ShubhangDesai · May 28, 2017, 4:56am

Hi all,

I’m working on a project which is trained using two different datasets. I’d like to use to Data Loaders to do this; however, to loop through the Data Loaders, I am forced to use the iterable object. This is restrictive because I’d like to sample (without replacement) from each dataset. Other issues: the sizes of the datasets are different, and the batch size for the samples are also different.

I saw a similar question in which a custom dataset was created to remedy this. However, with that, I would not be able to run entire epochs over the larger dataset, and I would not be able to have different batch sizes. Any suggestions?

DCurro · April 17, 2018, 8:10pm

It is possible to partially iterate over torch.utils.data.DataLoader. Below is a small snippet of code where the training data is iterated over until some condition is met. Finally, the validation data is iterated over until another condition is met. During each iteration of the outer loop, trainloader and valloader will continue from where they left off in the previous loop.

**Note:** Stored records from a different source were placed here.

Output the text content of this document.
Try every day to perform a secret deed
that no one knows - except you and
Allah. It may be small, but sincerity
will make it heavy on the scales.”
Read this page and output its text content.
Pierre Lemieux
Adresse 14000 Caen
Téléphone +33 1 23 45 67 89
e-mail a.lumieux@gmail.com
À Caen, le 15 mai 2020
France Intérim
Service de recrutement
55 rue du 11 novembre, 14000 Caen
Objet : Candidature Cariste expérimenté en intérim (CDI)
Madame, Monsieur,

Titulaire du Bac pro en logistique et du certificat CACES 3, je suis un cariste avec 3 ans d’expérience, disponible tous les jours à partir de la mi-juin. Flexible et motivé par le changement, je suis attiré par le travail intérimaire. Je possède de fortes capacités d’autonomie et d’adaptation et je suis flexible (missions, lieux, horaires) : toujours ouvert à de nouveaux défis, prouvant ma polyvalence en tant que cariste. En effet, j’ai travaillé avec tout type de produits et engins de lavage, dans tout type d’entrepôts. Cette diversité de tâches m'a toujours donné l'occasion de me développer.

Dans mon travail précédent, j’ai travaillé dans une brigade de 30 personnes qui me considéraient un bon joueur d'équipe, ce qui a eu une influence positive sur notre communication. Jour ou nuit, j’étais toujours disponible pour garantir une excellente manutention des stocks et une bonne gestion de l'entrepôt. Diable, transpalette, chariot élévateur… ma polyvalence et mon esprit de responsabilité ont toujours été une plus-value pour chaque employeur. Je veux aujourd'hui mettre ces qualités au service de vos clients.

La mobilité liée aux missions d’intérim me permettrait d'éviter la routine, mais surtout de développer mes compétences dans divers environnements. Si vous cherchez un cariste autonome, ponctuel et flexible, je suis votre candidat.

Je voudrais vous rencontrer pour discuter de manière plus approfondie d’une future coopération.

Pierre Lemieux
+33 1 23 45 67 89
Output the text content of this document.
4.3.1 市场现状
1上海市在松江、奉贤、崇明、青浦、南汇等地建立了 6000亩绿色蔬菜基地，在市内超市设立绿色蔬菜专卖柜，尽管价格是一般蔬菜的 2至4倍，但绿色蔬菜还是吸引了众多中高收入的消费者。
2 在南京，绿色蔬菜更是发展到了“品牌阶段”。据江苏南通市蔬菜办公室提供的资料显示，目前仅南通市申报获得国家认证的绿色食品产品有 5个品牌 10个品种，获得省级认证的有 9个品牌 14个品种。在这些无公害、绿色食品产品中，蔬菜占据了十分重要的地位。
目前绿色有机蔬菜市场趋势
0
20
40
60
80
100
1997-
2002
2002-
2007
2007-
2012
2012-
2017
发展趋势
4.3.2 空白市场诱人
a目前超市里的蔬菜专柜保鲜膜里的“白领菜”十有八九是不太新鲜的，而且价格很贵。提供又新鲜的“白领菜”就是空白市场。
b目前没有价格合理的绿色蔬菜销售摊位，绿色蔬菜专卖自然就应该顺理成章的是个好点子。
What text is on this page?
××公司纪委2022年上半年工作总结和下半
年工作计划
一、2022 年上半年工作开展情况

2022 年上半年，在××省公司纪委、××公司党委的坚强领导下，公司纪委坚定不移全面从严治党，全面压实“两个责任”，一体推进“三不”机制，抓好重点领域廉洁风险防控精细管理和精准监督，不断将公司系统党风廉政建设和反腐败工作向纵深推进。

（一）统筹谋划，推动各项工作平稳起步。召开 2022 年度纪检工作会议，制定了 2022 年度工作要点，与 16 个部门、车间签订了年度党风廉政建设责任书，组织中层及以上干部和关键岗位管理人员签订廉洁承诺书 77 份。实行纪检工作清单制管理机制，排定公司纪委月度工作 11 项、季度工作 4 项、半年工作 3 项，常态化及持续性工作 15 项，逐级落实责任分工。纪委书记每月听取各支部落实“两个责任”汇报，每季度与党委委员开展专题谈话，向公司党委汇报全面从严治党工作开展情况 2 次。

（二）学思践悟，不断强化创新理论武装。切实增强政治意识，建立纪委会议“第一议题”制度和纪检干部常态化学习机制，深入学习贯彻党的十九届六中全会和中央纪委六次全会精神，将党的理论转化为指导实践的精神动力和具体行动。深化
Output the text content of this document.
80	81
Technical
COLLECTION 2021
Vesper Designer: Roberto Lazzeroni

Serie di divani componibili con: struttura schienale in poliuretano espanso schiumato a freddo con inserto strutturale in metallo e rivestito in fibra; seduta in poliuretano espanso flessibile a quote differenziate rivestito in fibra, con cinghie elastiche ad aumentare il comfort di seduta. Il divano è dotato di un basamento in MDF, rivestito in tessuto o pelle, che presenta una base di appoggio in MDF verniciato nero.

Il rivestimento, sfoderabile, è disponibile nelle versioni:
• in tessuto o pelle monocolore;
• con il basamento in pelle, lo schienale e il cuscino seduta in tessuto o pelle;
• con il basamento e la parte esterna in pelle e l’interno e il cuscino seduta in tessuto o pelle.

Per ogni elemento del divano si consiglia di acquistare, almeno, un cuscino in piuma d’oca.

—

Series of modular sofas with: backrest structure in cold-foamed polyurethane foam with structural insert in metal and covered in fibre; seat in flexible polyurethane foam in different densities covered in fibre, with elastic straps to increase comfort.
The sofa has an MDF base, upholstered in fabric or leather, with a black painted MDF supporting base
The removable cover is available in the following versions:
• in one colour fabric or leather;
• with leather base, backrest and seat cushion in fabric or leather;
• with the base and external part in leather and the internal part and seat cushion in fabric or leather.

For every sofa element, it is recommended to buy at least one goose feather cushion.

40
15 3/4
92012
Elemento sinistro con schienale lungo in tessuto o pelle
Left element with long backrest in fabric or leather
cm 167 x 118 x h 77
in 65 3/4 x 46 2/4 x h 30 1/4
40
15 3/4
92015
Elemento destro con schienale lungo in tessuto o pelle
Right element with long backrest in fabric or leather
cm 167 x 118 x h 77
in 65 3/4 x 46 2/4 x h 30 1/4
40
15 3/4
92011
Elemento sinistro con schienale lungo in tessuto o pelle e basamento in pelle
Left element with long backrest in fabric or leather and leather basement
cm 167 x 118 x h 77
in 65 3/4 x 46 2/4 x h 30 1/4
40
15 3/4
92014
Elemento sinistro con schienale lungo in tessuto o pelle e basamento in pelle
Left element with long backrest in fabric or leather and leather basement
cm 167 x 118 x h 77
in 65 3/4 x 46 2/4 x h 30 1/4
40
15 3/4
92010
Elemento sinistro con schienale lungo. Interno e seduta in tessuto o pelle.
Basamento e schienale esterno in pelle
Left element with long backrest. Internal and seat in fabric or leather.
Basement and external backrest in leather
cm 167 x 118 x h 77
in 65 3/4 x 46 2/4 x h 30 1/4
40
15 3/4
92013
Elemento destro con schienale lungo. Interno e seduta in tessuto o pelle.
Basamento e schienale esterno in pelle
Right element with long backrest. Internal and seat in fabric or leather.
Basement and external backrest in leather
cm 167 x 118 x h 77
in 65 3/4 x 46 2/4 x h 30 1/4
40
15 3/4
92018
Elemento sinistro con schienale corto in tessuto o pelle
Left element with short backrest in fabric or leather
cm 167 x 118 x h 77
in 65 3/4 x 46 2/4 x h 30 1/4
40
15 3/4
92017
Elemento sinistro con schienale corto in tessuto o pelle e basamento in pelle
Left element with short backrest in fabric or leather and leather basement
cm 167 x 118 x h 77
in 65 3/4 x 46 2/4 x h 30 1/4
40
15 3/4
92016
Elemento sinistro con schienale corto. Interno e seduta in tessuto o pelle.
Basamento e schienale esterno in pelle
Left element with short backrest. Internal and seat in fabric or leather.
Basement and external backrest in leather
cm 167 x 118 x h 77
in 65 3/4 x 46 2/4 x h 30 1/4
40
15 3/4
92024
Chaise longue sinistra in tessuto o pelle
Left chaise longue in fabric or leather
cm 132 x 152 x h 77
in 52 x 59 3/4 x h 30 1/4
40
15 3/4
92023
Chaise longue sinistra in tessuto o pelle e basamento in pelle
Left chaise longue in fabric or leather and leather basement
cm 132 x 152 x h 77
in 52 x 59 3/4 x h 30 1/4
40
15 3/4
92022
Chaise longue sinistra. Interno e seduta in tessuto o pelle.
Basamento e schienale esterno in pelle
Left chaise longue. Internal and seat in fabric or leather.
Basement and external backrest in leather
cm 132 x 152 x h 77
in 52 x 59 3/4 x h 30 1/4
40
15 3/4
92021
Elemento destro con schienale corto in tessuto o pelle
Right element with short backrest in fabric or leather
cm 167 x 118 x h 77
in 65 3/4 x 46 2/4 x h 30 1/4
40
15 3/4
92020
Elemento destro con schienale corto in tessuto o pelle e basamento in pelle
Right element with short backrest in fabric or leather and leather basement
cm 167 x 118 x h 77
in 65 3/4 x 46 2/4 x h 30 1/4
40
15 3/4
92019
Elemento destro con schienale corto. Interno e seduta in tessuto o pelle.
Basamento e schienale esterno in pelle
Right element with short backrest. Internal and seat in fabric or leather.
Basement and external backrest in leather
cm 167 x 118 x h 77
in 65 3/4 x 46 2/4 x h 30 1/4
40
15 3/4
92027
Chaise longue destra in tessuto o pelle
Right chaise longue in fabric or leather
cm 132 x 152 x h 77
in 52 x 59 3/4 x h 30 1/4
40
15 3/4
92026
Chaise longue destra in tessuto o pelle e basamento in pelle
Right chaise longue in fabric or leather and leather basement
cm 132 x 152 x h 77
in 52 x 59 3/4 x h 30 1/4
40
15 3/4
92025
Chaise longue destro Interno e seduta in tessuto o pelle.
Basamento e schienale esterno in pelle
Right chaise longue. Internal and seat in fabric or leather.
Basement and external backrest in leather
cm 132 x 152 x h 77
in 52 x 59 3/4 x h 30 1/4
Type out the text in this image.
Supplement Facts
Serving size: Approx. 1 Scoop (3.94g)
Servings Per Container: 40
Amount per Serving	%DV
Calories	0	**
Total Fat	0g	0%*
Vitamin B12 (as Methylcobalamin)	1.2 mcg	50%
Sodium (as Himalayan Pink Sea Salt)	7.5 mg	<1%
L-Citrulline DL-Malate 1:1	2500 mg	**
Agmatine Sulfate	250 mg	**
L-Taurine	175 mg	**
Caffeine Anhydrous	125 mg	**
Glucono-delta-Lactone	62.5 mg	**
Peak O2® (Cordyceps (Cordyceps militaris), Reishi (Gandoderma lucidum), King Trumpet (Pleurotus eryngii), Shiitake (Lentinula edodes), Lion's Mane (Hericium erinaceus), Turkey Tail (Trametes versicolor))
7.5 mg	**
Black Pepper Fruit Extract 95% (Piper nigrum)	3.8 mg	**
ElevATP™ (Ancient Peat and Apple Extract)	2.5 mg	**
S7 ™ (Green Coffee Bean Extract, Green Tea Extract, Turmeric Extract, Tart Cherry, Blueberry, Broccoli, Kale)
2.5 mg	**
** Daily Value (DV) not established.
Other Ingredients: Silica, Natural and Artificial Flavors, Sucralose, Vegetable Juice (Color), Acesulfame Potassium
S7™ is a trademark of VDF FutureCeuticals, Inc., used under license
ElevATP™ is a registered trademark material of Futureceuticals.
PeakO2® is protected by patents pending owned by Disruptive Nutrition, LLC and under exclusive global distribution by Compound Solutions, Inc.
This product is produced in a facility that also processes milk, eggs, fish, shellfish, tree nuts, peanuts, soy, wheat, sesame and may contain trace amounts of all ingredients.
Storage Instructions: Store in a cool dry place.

If you were using multiple datasets, you could change the condition to account for the proportion you want, fill some buffers with your data, and then act on the buffered data.

for i in range(N):
    for data_idx, data in enumerate(trainloader):
        DO SOMETHING
        if CONDITION:
            break

    for data_idx, data in enumerate(valloader):
        DO SOMETHING
        if CONDITION:
            break

ptrblck · April 17, 2018, 8:21pm

I don’t think they will continue, since the loop is re-initialized. If you want to continue from the last break, you would have to use something like a generator. Did you manage to get the desired behavior?
If so, could you share some code?

Here is a small example showing the last samples are dropped:

from torch.utils.data import DataLoader
from torchvision import datasets
from torchvision import transforms

train_dataset = datasets.FakeData(size=10,
                                  image_size=(3, 24, 24),
                                  transform=transforms.ToTensor())
test_dataset = datasets.FakeData(size=10,
                                 image_size=(3, 24, 24),
                                 transform=transforms.ToTensor())

train_loader = DataLoader(train_dataset)
test_loader = DataLoader(test_dataset)

for epoch in range(3):
    for batch_idx, (data, target) in enumerate(train_loader):
        print('epoch {} train batch {}'.format(epoch, batch_idx))
        if batch_idx == 5:
            break
    
    for batch_idx, (data, target) in enumerate(test_loader):
        print('epoch {} test batch {}'.format(epoch, batch_idx))
        if batch_idx == 5:
            break

Comment the condition and break statement and you will see that each loader returns 10 samples.

DCurro · April 17, 2018, 8:49pm

You’re correct. I had shuffle=True on, so the data was being shuffled each time. It does not continue where it left off.